According to this new data, middle-income Americans are in worse financial shape since the 21st Century began: The median income of these households in 2014 was four percent lower less than it was in 2000, while median wealth decreased by 28 percent between 2001 and 2013, due in large part to the Great Recession. As a result, there are more Americans in the combined upper- and lower-income household segments of the population than in the middle-income.
However, that does not necessarily mean that Americans are getting poorer.
“While the share of U.S. adults living in both upper- and lower-income households rose alongside the declining share in the middle from 1971-2015, the share in the upper-income tier grew more,” said Pew Research Center’s statement announcing its data. “Over the same period, however, the nation’s aggregate household income has substantially shifted from middle-income to upper-income households, driven by the growing size of the upper-income tier and more rapid gains in income at the top. Fully 49 percent of U.S. aggregate income went to upper-income households in 2014, up from 29 percent in 1970. The share accruing to middle-income households was 43 percent in 2014, down substantially from 62 percent in 1970.

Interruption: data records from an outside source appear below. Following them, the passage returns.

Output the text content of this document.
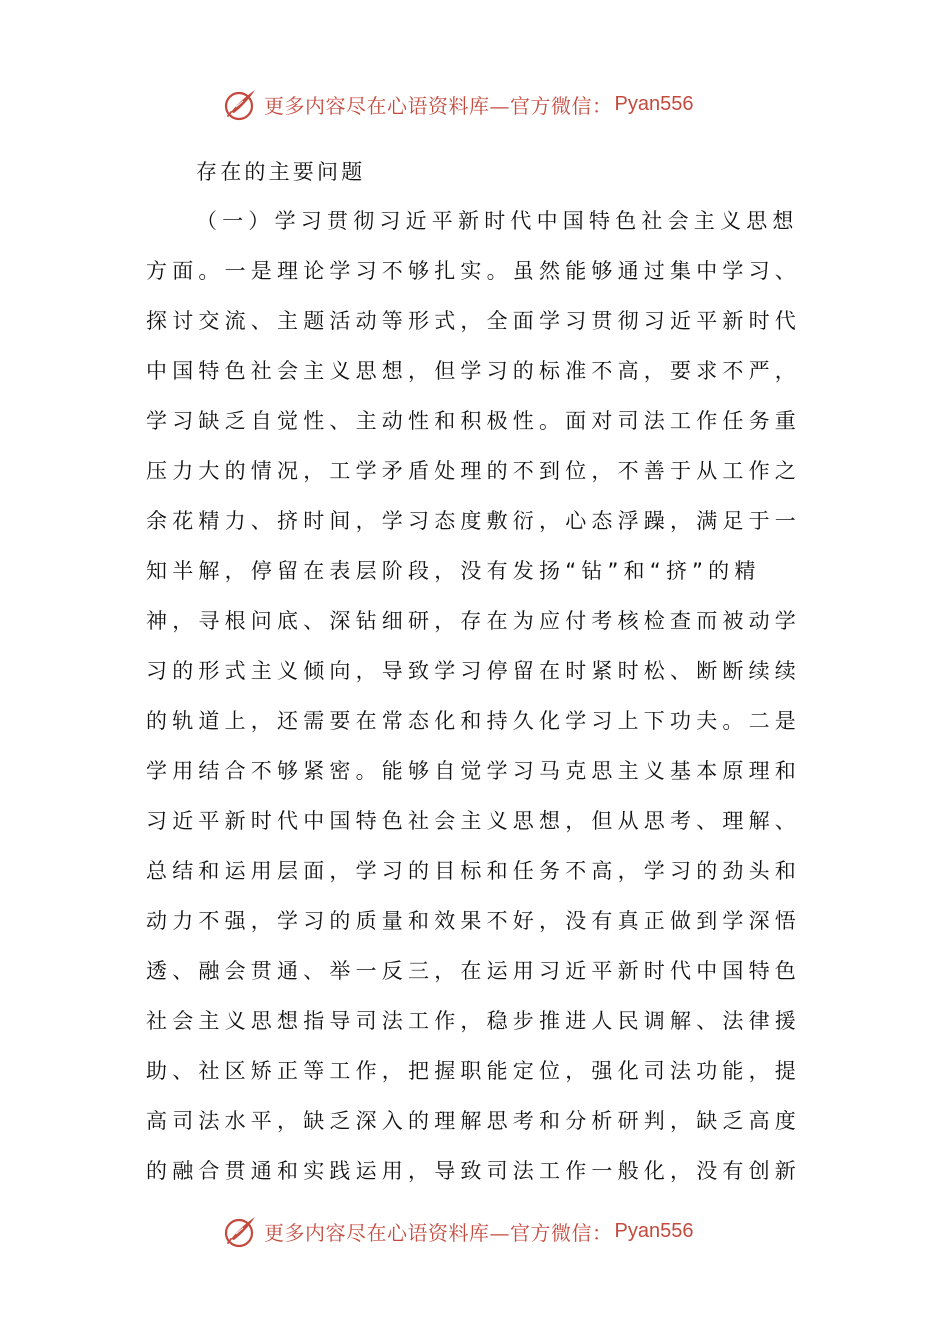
更多内容尽在心语资料库—官方微信： Pyan556
存在的主要问题
（一）学习贯彻习近平新时代中国特色社会主义思想
方面。一是理论学习不够扎实。虽然能够通过集中学习、
探讨交流、主题活动等形式，全面学习贯彻习近平新时代
中国特色社会主义思想，但学习的标准不高，要求不严，
学习缺乏自觉性、主动性和积极性。面对司法工作任务重
压力大的情况，工学矛盾处理的不到位，不善于从工作之
余花精力、挤时间，学习态度敷衍，心态浮躁，满足于一
知半解，停留在表层阶段，没有发扬“钻”和“挤”的精
神，寻根问底、深钻细研，存在为应付考核检查而被动学
习的形式主义倾向，导致学习停留在时紧时松、断断续续
的轨道上，还需要在常态化和持久化学习上下功夫。二是
学用结合不够紧密。能够自觉学习马克思主义基本原理和
习近平新时代中国特色社会主义思想，但从思考、理解、
总结和运用层面，学习的目标和任务不高，学习的劲头和
动力不强，学习的质量和效果不好，没有真正做到学深悟
透、融会贯通、举一反三，在运用习近平新时代中国特色
社会主义思想指导司法工作，稳步推进人民调解、法律援
助、社区矫正等工作，把握职能定位，强化司法功能，提
高司法水平，缺乏深入的理解思考和分析研判，缺乏高度
的融合贯通和实践运用，导致司法工作一般化，没有创新
更多内容尽在心语资料库—官方微信： Pyan556
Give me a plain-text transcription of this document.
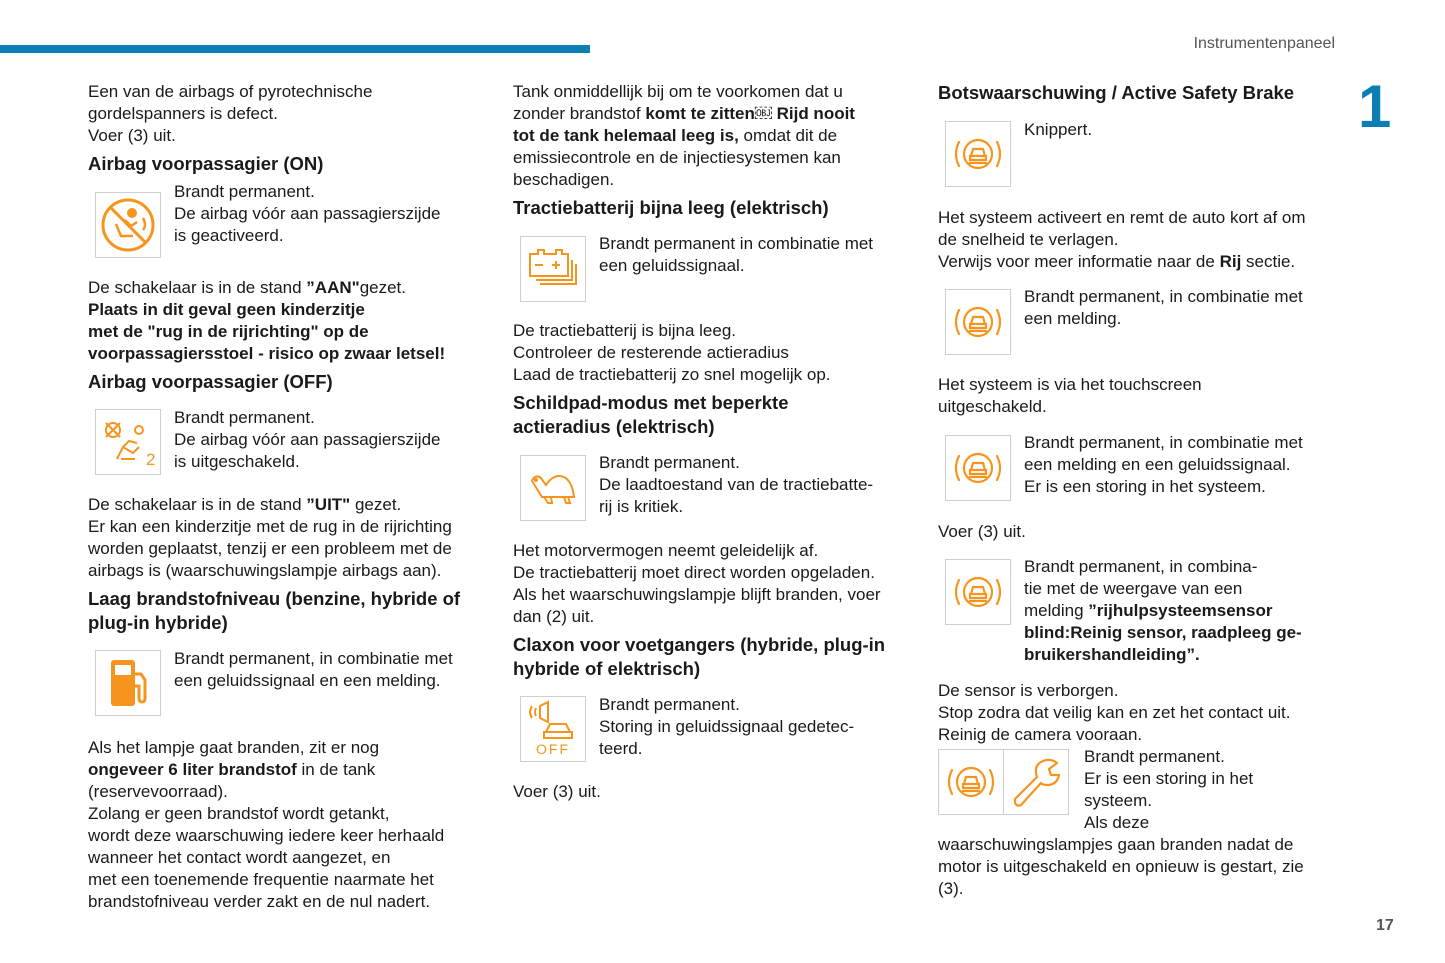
Instrumentenpaneel
1
17
Een van de airbags of pyrotechnische
gordelspanners is defect.
Voer (3) uit.
Airbag voorpassagier (ON)
Brandt permanent.
De airbag vóór aan passagierszijde
is geactiveerd.
De schakelaar is in de stand ”AAN"gezet.
Plaats in dit geval geen kinderzitje
met de "rug in de rijrichting" op de
voorpassagiersstoel - risico op zwaar letsel!
Airbag voorpassagier (OFF)
2
Brandt permanent.
De airbag vóór aan passagierszijde
is uitgeschakeld.
De schakelaar is in de stand ”UIT" gezet.
Er kan een kinderzitje met de rug in de rijrichting
worden geplaatst, tenzij er een probleem met de
airbags is (waarschuwingslampje airbags aan).
Laag brandstofniveau (benzine, hybride of
plug-in hybride)
Brandt permanent, in combinatie met
een geluidssignaal en een melding.
Als het lampje gaat branden, zit er nog
ongeveer 6 liter brandstof in de tank
(reservevoorraad).
Zolang er geen brandstof wordt getankt,
wordt deze waarschuwing iedere keer herhaald
wanneer het contact wordt aangezet, en
met een toenemende frequentie naarmate het
brandstofniveau verder zakt en de nul nadert.
Tank onmiddellijk bij om te voorkomen dat u
zonder brandstof komt te zitten￼ Rijd nooit
tot de tank helemaal leeg is, omdat dit de
emissiecontrole en de injectiesystemen kan
beschadigen.
Tractiebatterij bijna leeg (elektrisch)
Brandt permanent in combinatie met
een geluidssignaal.
De tractiebatterij is bijna leeg.
Controleer de resterende actieradius
Laad de tractiebatterij zo snel mogelijk op.
Schildpad-modus met beperkte
actieradius (elektrisch)
Brandt permanent.
De laadtoestand van de tractiebatte-
rij is kritiek.
Het motorvermogen neemt geleidelijk af.
De tractiebatterij moet direct worden opgeladen.
Als het waarschuwingslampje blijft branden, voer
dan (2) uit.
Claxon voor voetgangers (hybride, plug-in
hybride of elektrisch)
OFF
Brandt permanent.
Storing in geluidssignaal gedetec-
teerd.
Voer (3) uit.
Botswaarschuwing / Active Safety Brake
Knippert.
Het systeem activeert en remt de auto kort af om
de snelheid te verlagen.
Verwijs voor meer informatie naar de Rij sectie.
Brandt permanent, in combinatie met
een melding.
Het systeem is via het touchscreen
uitgeschakeld.
Brandt permanent, in combinatie met
een melding en een geluidssignaal.
Er is een storing in het systeem.
Voer (3) uit.
Brandt permanent, in combina-
tie met de weergave van een
melding ”rijhulpsysteemsensor
blind:Reinig sensor, raadpleeg ge-
bruikershandleiding”.
De sensor is verborgen.
Stop zodra dat veilig kan en zet het contact uit.
Reinig de camera vooraan.
Brandt permanent.
Er is een storing in het
systeem.
Als deze
waarschuwingslampjes gaan branden nadat de
motor is uitgeschakeld en opnieuw is gestart, zie
(3).
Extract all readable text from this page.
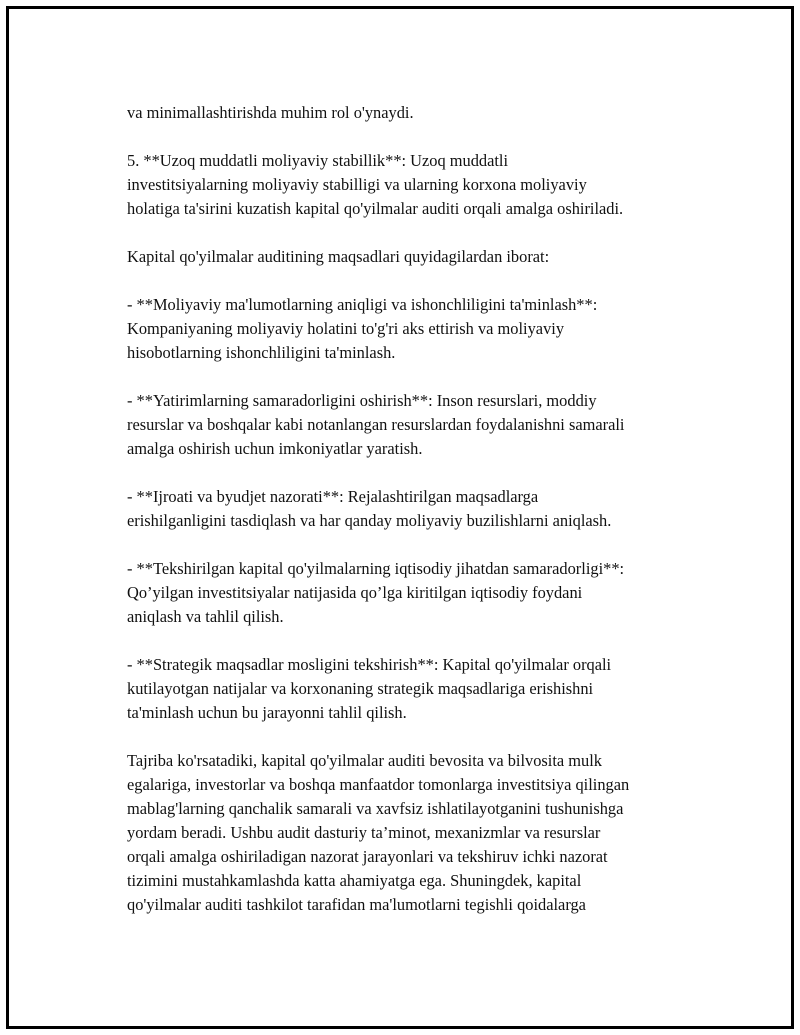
va minimallashtirishda muhim rol o'ynaydi.

5. **Uzoq muddatli moliyaviy stabillik**: Uzoq muddatli
investitsiyalarning moliyaviy stabilligi va ularning korxona moliyaviy
holatiga ta'sirini kuzatish kapital qo'yilmalar auditi orqali amalga oshiriladi.

Kapital qo'yilmalar auditining maqsadlari quyidagilardan iborat:

- **Moliyaviy ma'lumotlarning aniqligi va ishonchliligini ta'minlash**:
Kompaniyaning moliyaviy holatini to'g'ri aks ettirish va moliyaviy
hisobotlarning ishonchliligini ta'minlash.

- **Yatirimlarning samaradorligini oshirish**: Inson resurslari, moddiy
resurslar va boshqalar kabi notanlangan resurslardan foydalanishni samarali
amalga oshirish uchun imkoniyatlar yaratish.

- **Ijroati va byudjet nazorati**: Rejalashtirilgan maqsadlarga
erishilganligini tasdiqlash va har qanday moliyaviy buzilishlarni aniqlash.

- **Tekshirilgan kapital qo'yilmalarning iqtisodiy jihatdan samaradorligi**:
Qo’yilgan investitsiyalar natijasida qo’lga kiritilgan iqtisodiy foydani
aniqlash va tahlil qilish.

- **Strategik maqsadlar mosligini tekshirish**: Kapital qo'yilmalar orqali
kutilayotgan natijalar va korxonaning strategik maqsadlariga erishishni
ta'minlash uchun bu jarayonni tahlil qilish.

Tajriba ko'rsatadiki, kapital qo'yilmalar auditi bevosita va bilvosita mulk
egalariga, investorlar va boshqa manfaatdor tomonlarga investitsiya qilingan
mablag'larning qanchalik samarali va xavfsiz ishlatilayotganini tushunishga
yordam beradi. Ushbu audit dasturiy ta’minot, mexanizmlar va resurslar
orqali amalga oshiriladigan nazorat jarayonlari va tekshiruv ichki nazorat
tizimini mustahkamlashda katta ahamiyatga ega. Shuningdek, kapital
qo'yilmalar auditi tashkilot tarafidan ma'lumotlarni tegishli qoidalarga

“Meanwhile, the far edges of the income spectrum have shown the most growth,” the Pew Research Center added. “In 2015, 20 percent of American adults were in the lowest-income tier, up from 16 percent in 1971. On the opposite side, nine percent are in the highest-income tier, more than double the four percent share in 1971. At the same time, the shares of adults in the lower-middle or upper-middle income tiers were nearly unchanged.”
While the Pew Research Center did not plumb the depths of consumer anxiety, it introduced a new financial calculator to enable Americans to identify in which income class they belonged. Separately the Consumer Financial Protection Bureau (CFPB) released its own tool to measure consumer financial well-being. The tool is survey consisting of 10 questions that can be given to financial educators for measuring an individual’s financial security.
“A key part of our mission is providing resources that aid and empower people to lead stable and healthy financial lives,” said CFPB Director Richard Cordray. “Our financial well-being tool will give financial educators an important means by which to evaluate and support consumers’ financial health.”